Allerdings war der ausbleibende Lohn nicht der einzige Grund für ihr übles Benehmen. Die ersten Janitscharen hatten noch nicht einmal heiraten und ein ziviles Leben führen dürfen wie wir. Sie waren die Leibwächter der Sultane gewesen und hatten einzig und allein für das Wohlergehen ihrer Herren gelebt, gewissermaßen als Söldner auf Lebenszeit. Mit der Zeit erhielten sie dann viele Rechte und Privilegien zugesprochen, die andere nicht besaßen. Nun führten sie nicht nur ein ziviles Leben, sondern betrieben sogar Geschäfte.“

„Obwohl sie nach wie vor vom Sultan bezahlt wurden? Aber das ist doch ungerecht“, mischte sich Mersed ein.

„Ja, aber so kam es nun einmal. Mit der Zeit entlockten sie ihren Herren immer mehr Zugeständnisse, bis sie dem Sultan schließlich sogar Befehle erteilen konnten und ihn zwangen, alles zu tun, was sie wünschten. Wenn gewöhnliche Untertanen gegen das Gesetz verstoßen, sorgen die Regenten mit Hilfe ihrer Soldaten für Ordnung, aber wenn die Janitscharen gegen das Gesetz verstoßen, wer soll sie dann bestrafen? Dann gibt es nur eines: Chaos. So mussten viele Sultane notgedrungen abdanken. Einige verloren deshalb sogar ihr Leben. Schrecklich zu hören, aber das ist eine Tatsache. Die Unruhen sind seitdem nicht mehr abgeebbt.“

Als Halil Agha an seinem Kaffee nippte, bemerkte er, dass er kalt geworden war.

Wenig später bedankte sich Adil Bey bei seinem Bruder Ibrahim für die Gastfreundschaft und küsste seinem Vater respektvoll die Hand. Dann bedeutete er den Seinen, dass es Zeit war, nach Hause zu gehen.
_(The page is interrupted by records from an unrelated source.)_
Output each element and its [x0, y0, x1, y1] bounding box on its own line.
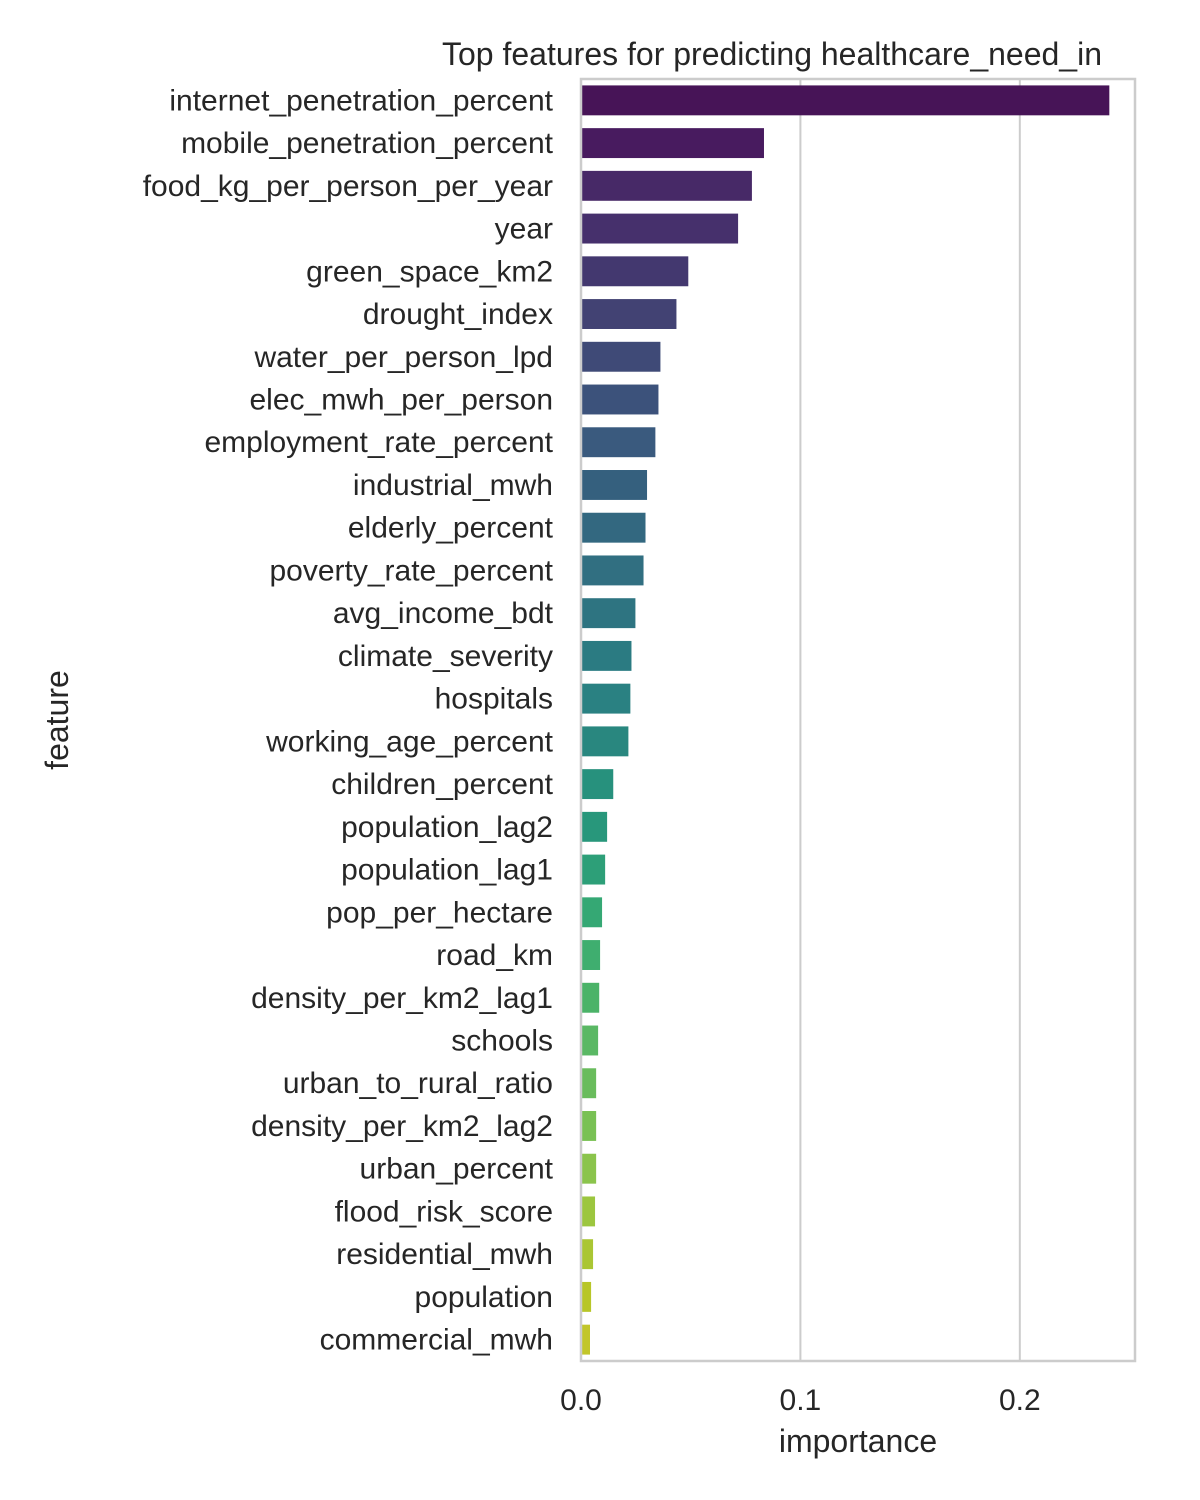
- bar-flood-risk-score: [582, 1196, 596, 1227]
- bar-food-kg-per-person-per-year: [582, 170, 752, 201]
- plot-frame: [579, 77, 1137, 1363]
- bar-urban-percent: [582, 1153, 597, 1184]
- category-label: climate_severity: [338, 640, 553, 673]
- x-tick-label: 0.2: [999, 1384, 1041, 1417]
- category-label: road_km: [436, 939, 553, 972]
- bar-water-per-person-lpd: [582, 341, 661, 372]
- bar-working-age-percent: [582, 726, 629, 757]
- category-label: drought_index: [363, 298, 553, 331]
- x-axis-title: importance: [779, 1423, 937, 1459]
- x-tick-label: 0.1: [780, 1384, 822, 1417]
- category-labels: internet_penetration_percent mobile_penet…: [143, 84, 554, 1356]
- category-label: pop_per_hectare: [326, 896, 553, 929]
- category-label: density_per_km2_lag2: [251, 1110, 553, 1143]
- bar-population-lag1: [582, 854, 606, 885]
- bar-schools: [582, 1025, 599, 1056]
- bar-elec-mwh-per-person: [582, 384, 659, 415]
- x-tick-label: 0.0: [560, 1384, 602, 1417]
- bar-industrial-mwh: [582, 470, 648, 500]
- bar-employment-rate-percent: [582, 427, 656, 458]
- bar-year: [582, 213, 739, 244]
- category-label: schools: [451, 1025, 553, 1058]
- x-tick-labels: 0.0 0.1 0.2: [560, 1384, 1041, 1417]
- category-label: commercial_mwh: [320, 1324, 553, 1357]
- category-label: population: [415, 1281, 553, 1314]
- category-label: avg_income_bdt: [333, 597, 554, 630]
- bar-avg-income-bdt: [582, 598, 636, 629]
- category-label: population_lag1: [341, 854, 553, 887]
- category-label: employment_rate_percent: [204, 426, 553, 459]
- category-label: food_kg_per_person_per_year: [143, 170, 553, 203]
- bars: [582, 85, 1110, 1355]
- category-label: elderly_percent: [348, 512, 554, 545]
- bar-pop-per-hectare: [582, 897, 603, 928]
- bar-population: [582, 1281, 592, 1312]
- category-label: density_per_km2_lag1: [251, 982, 553, 1015]
- category-label: elec_mwh_per_person: [249, 384, 553, 417]
- grid-lines: [799, 79, 1021, 1361]
- bar-density-per-km2-lag2: [582, 1111, 597, 1141]
- category-label: industrial_mwh: [353, 469, 553, 502]
- category-label: year: [495, 213, 553, 246]
- category-label: poverty_rate_percent: [269, 554, 553, 587]
- category-label: children_percent: [331, 768, 553, 801]
- bar-residential-mwh: [582, 1239, 594, 1270]
- bar-urban-to-rural-ratio: [582, 1068, 597, 1099]
- bar-climate-severity: [582, 640, 632, 671]
- category-label: hospitals: [435, 683, 553, 716]
- bar-population-lag2: [582, 811, 608, 842]
- bar-green-space-km2: [582, 256, 689, 287]
- category-label: green_space_km2: [306, 255, 553, 288]
- category-label: internet_penetration_percent: [169, 84, 553, 117]
- bar-mobile-penetration-percent: [582, 128, 764, 159]
- category-label: mobile_penetration_percent: [181, 127, 554, 160]
- bar-density-per-km2-lag1: [582, 982, 600, 1013]
- bar-hospitals: [582, 683, 631, 714]
- y-axis-title: feature: [39, 670, 75, 770]
- bar-elderly-percent: [582, 512, 646, 543]
- bar-children-percent: [582, 769, 614, 800]
- bar-road-km: [582, 940, 601, 970]
- category-label: population_lag2: [341, 811, 553, 844]
- bar-poverty-rate-percent: [582, 555, 644, 586]
- bar-internet-penetration-percent: [582, 85, 1110, 116]
- category-label: flood_risk_score: [335, 1195, 553, 1228]
- category-label: urban_percent: [360, 1153, 554, 1186]
- chart-title: Top features for predicting healthcare_n…: [442, 36, 1102, 72]
- bar-drought-index: [582, 299, 677, 329]
- category-label: residential_mwh: [336, 1238, 553, 1271]
- category-label: water_per_person_lpd: [253, 341, 553, 374]
- bar-commercial-mwh: [582, 1324, 590, 1355]
- category-label: urban_to_rural_ratio: [283, 1067, 553, 1100]
- category-label: working_age_percent: [265, 725, 554, 758]
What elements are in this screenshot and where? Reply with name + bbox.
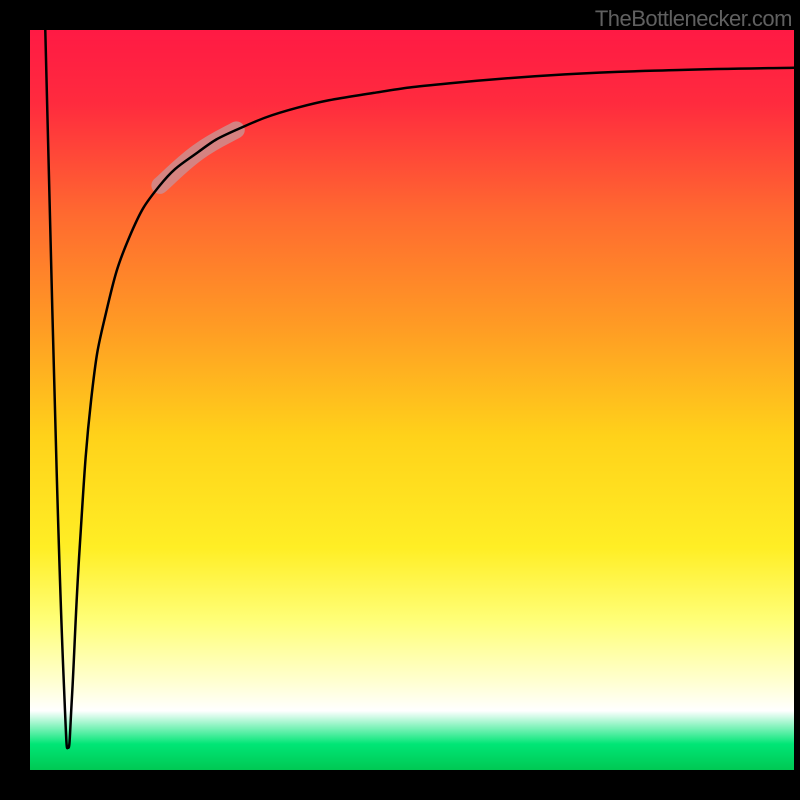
watermark-label: TheBottlenecker.com: [595, 6, 792, 32]
chart-container: TheBottlenecker.com: [0, 0, 800, 800]
plot-area: [30, 30, 794, 770]
gradient-background: [30, 30, 794, 770]
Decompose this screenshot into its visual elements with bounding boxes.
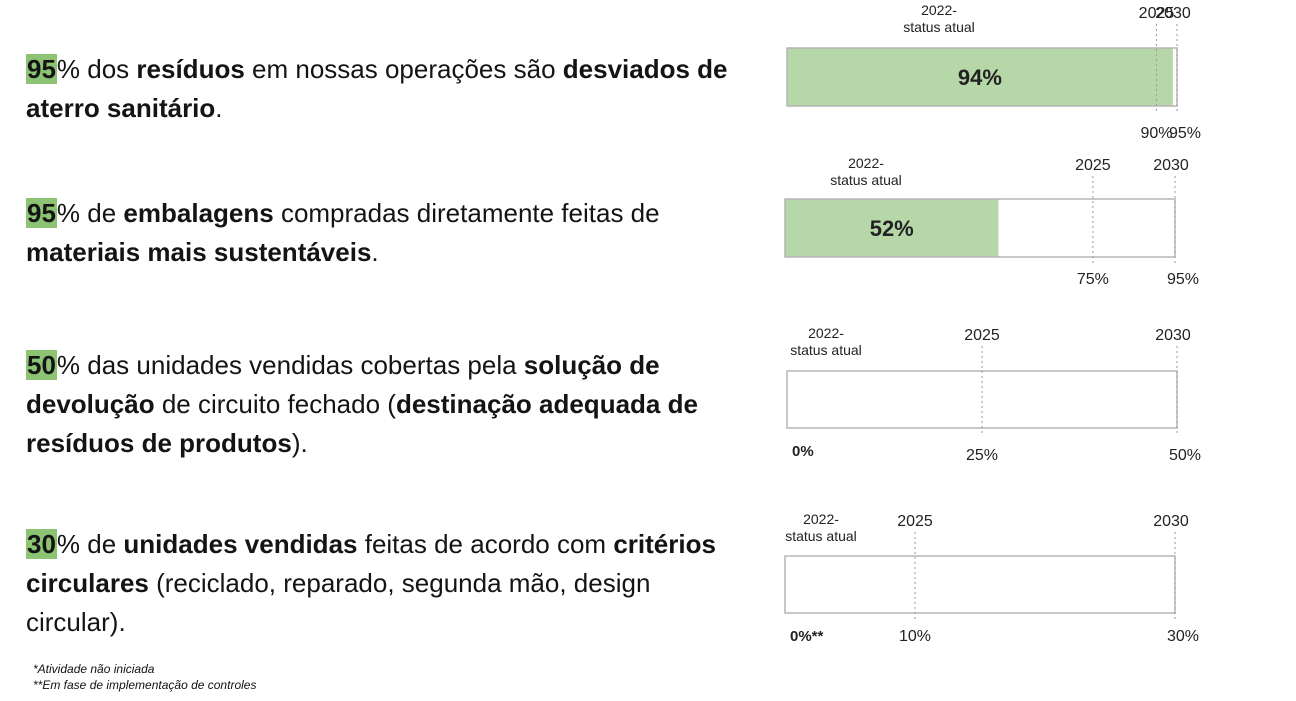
footnotes: *Atividade não iniciada **Em fase de imp… — [33, 661, 256, 693]
year-2025-label: 2025 — [964, 327, 1000, 344]
goal-plain-text: . — [371, 237, 379, 267]
goal-highlight: 95 — [26, 54, 57, 84]
bar-outline — [786, 370, 1178, 429]
bar-fill — [787, 48, 1173, 106]
goal-plain-text: . — [215, 93, 223, 123]
goal-highlight: 95 — [26, 198, 57, 228]
goal-bold-text: embalagens — [123, 198, 274, 228]
current-value-label: 0% — [792, 443, 814, 460]
footnote-implementation: **Em fase de implementação de controles — [33, 678, 257, 692]
goal-plain-text: % das unidades vendidas cobertas pela — [56, 350, 524, 380]
current-status-label: status atual — [830, 172, 902, 188]
goal-bold-text: unidades vendidas — [123, 529, 358, 559]
year-2025-label: 2025 — [897, 513, 933, 530]
current-status-label: status atual — [790, 342, 862, 358]
target-2025-value: 10% — [899, 628, 931, 645]
goal-bold-text: critérios circulares — [26, 529, 716, 598]
goal-plain-text: % de — [56, 198, 124, 228]
current-value-label: 0%** — [790, 628, 824, 645]
goal-text: 95% dos resíduos em nossas operações são… — [26, 50, 746, 128]
current-status-label: status atual — [903, 19, 975, 35]
goal-highlight: 50 — [26, 350, 57, 380]
footnote-not-started: *Atividade não iniciada — [33, 662, 155, 676]
current-value-label: 52% — [870, 216, 914, 241]
year-2030-label: 2030 — [1153, 513, 1189, 530]
year-2025-label: 2025 — [1075, 157, 1111, 174]
goal-bold-text: destinação adequada de resíduos de produ… — [26, 389, 698, 458]
bar-outline — [784, 555, 1176, 614]
goal-plain-text: % dos — [56, 54, 137, 84]
goal-plain-text: compradas diretamente feitas de — [273, 198, 660, 228]
goal-bold-text: desviados de aterro sanitário — [26, 54, 728, 123]
year-2030-label: 2030 — [1153, 157, 1189, 174]
goal-bold-text: resíduos — [136, 54, 245, 84]
current-status-label: 2022- — [803, 511, 839, 527]
target-2025-value: 25% — [966, 447, 998, 464]
target-2030-value: 95% — [1169, 125, 1201, 142]
goal-highlight: 30 — [26, 529, 57, 559]
year-2030-label: 2030 — [1155, 327, 1191, 344]
goal-plain-text: em nossas operações são — [244, 54, 563, 84]
target-2025-value: 90% — [1140, 125, 1172, 142]
goal-plain-text: (reciclado, reparado, segunda mão, desig… — [26, 568, 651, 637]
goal-text: 50% das unidades vendidas cobertas pela … — [26, 346, 746, 463]
target-2025-value: 75% — [1077, 271, 1109, 288]
bar-fill — [785, 199, 999, 257]
goal-plain-text: ). — [291, 428, 308, 458]
current-status-label: 2022- — [808, 325, 844, 341]
goal-plain-text: feitas de acordo com — [357, 529, 614, 559]
current-status-label: status atual — [785, 528, 857, 544]
goal-text: 30% de unidades vendidas feitas de acord… — [26, 525, 746, 642]
goal-text: 95% de embalagens compradas diretamente … — [26, 194, 746, 272]
year-2030-label: 2030 — [1155, 5, 1191, 22]
goal-plain-text: de circuito fechado ( — [154, 389, 396, 419]
goal-plain-text: % de — [56, 529, 124, 559]
goal-bold-text: materiais mais sustentáveis — [26, 237, 372, 267]
target-2030-value: 30% — [1167, 628, 1199, 645]
current-status-label: 2022- — [921, 2, 957, 18]
bar-outline — [786, 47, 1178, 107]
goal-bold-text: solução de devolução — [26, 350, 660, 419]
current-value-label: 94% — [958, 65, 1002, 90]
target-2030-value: 95% — [1167, 271, 1199, 288]
target-2030-value: 50% — [1169, 447, 1201, 464]
year-2025-label: 2025 — [1139, 5, 1175, 22]
current-status-label: 2022- — [848, 155, 884, 171]
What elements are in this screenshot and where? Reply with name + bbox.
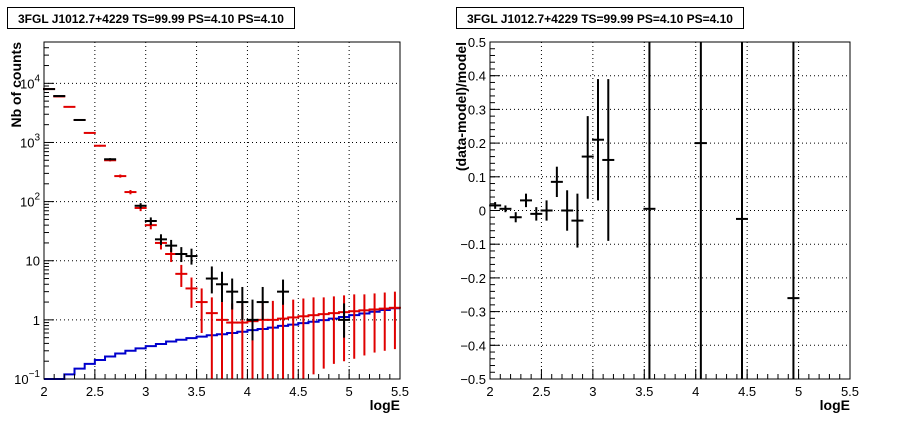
- x-tick-label: 2.5: [532, 384, 550, 399]
- model-point-series: [43, 88, 401, 379]
- y-tick-base: 1: [33, 313, 40, 328]
- y-tick-label: 0.2: [468, 136, 486, 151]
- y-tick-label: 0.3: [468, 102, 486, 117]
- x-tick-label: 3: [589, 384, 596, 399]
- y-tick-base: 10: [20, 195, 34, 210]
- x-tick-label: 5.5: [841, 384, 859, 399]
- y-tick-exponent: −1: [29, 369, 41, 380]
- background-model-line: [44, 307, 400, 380]
- x-tick-label: 2: [486, 384, 493, 399]
- x-tick-label: 5.5: [391, 384, 409, 399]
- y-tick-exponent: 2: [34, 192, 40, 203]
- x-tick-label: 4: [244, 384, 251, 399]
- x-tick-label: 5: [346, 384, 353, 399]
- y-tick-label: 0.4: [468, 69, 486, 84]
- x-tick-label: 3: [142, 384, 149, 399]
- y-tick-exponent: 3: [34, 132, 40, 143]
- y-tick-label: 103: [20, 132, 40, 150]
- y-tick-label: 104: [20, 73, 40, 91]
- counts-chart-title: 3FGL J1012.7+4229 TS=99.99 PS=4.10 PS=4.…: [7, 7, 295, 29]
- y-tick-label: 10: [26, 254, 40, 269]
- counts-chart-panel: 2 2.5 3 3.5 4 4.5 5 5.5 10−1 1 10 102 103 104 logE Nb o…: [7, 7, 409, 413]
- residual-chart-panel: 2 2.5 3 3.5 4 4.5 5 5.5 −0.5 −0.4 −0.3 −0.2 −0.1 0 0.1…: [449, 0, 898, 421]
- y-tick-label: −0.3: [460, 305, 486, 320]
- y-tick-label: 0.1: [468, 170, 486, 185]
- x-axis-label: logE: [370, 397, 400, 413]
- x-tick-label: 4.5: [289, 384, 307, 399]
- y-tick-label: 0: [479, 204, 486, 219]
- x-tick-label: 2.5: [86, 384, 104, 399]
- data-point-series: [43, 88, 351, 341]
- x-tick-label: 4.5: [738, 384, 756, 399]
- y-tick-label: 10−1: [14, 369, 40, 387]
- y-tick-label: −0.4: [460, 338, 486, 353]
- x-axis-label: logE: [820, 397, 850, 413]
- y-tick-exponent: 4: [34, 73, 40, 84]
- y-tick-base: 10: [14, 372, 28, 387]
- y-tick-base: 10: [20, 76, 34, 91]
- y-tick-label: 0.5: [468, 35, 486, 50]
- residual-chart-svg: 2 2.5 3 3.5 4 4.5 5 5.5 −0.5 −0.4 −0.3 −0.2 −0.1 0 0.1…: [453, 35, 859, 413]
- y-tick-label: −0.5: [460, 372, 486, 387]
- x-tick-label: 3.5: [188, 384, 206, 399]
- x-tick-label: 4: [692, 384, 699, 399]
- y-axis-label: Nb of counts: [8, 42, 24, 128]
- residual-chart-title: 3FGL J1012.7+4229 TS=99.99 PS=4.10 PS=4.…: [456, 7, 744, 29]
- y-tick-label: −0.2: [460, 271, 486, 286]
- y-tick-label: 1: [33, 313, 40, 328]
- x-tick-label: 2: [40, 384, 47, 399]
- y-tick-label: 102: [20, 192, 40, 210]
- x-tick-label: 3.5: [635, 384, 653, 399]
- y-axis-label: (data-model)/model: [453, 42, 469, 171]
- y-tick-base: 10: [20, 135, 34, 150]
- x-tick-label: 5: [795, 384, 802, 399]
- y-tick-label: −0.1: [460, 237, 486, 252]
- data-point-series: [489, 42, 800, 379]
- y-tick-base: 10: [26, 254, 40, 269]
Nachdem sich ihre Gäste verabschiedet hatten, holte Afife die Bettbezüge aus einer Luke an der Wand hervor und richtete sie auf dem Boden her. Said legte sich gleich hin. Der Tag war schön, aber auch sehr anstrengend gewesen. Bevor er einschlief, dachte er noch einmal über die Worte seines Großvaters nach.

Einerseits waren die Janitscharen die Hüter des Rechts. Andererseits aber missbrauchten sie ihre Macht, um die Sultane zu erpressen, ja sogar zu töten. Offenbar waren sie nicht zu zügeln. Und plötzlich reifte in ihm ein Entschluss. Er würde selbst ein Janitschar werden. Aber nicht einer wie die Störenfriede von heute oder die Schläger von damals in der Schänke. Nein, er wollte es anders machen. Sein Vorbild war und blieb eine Person: sein Großvater.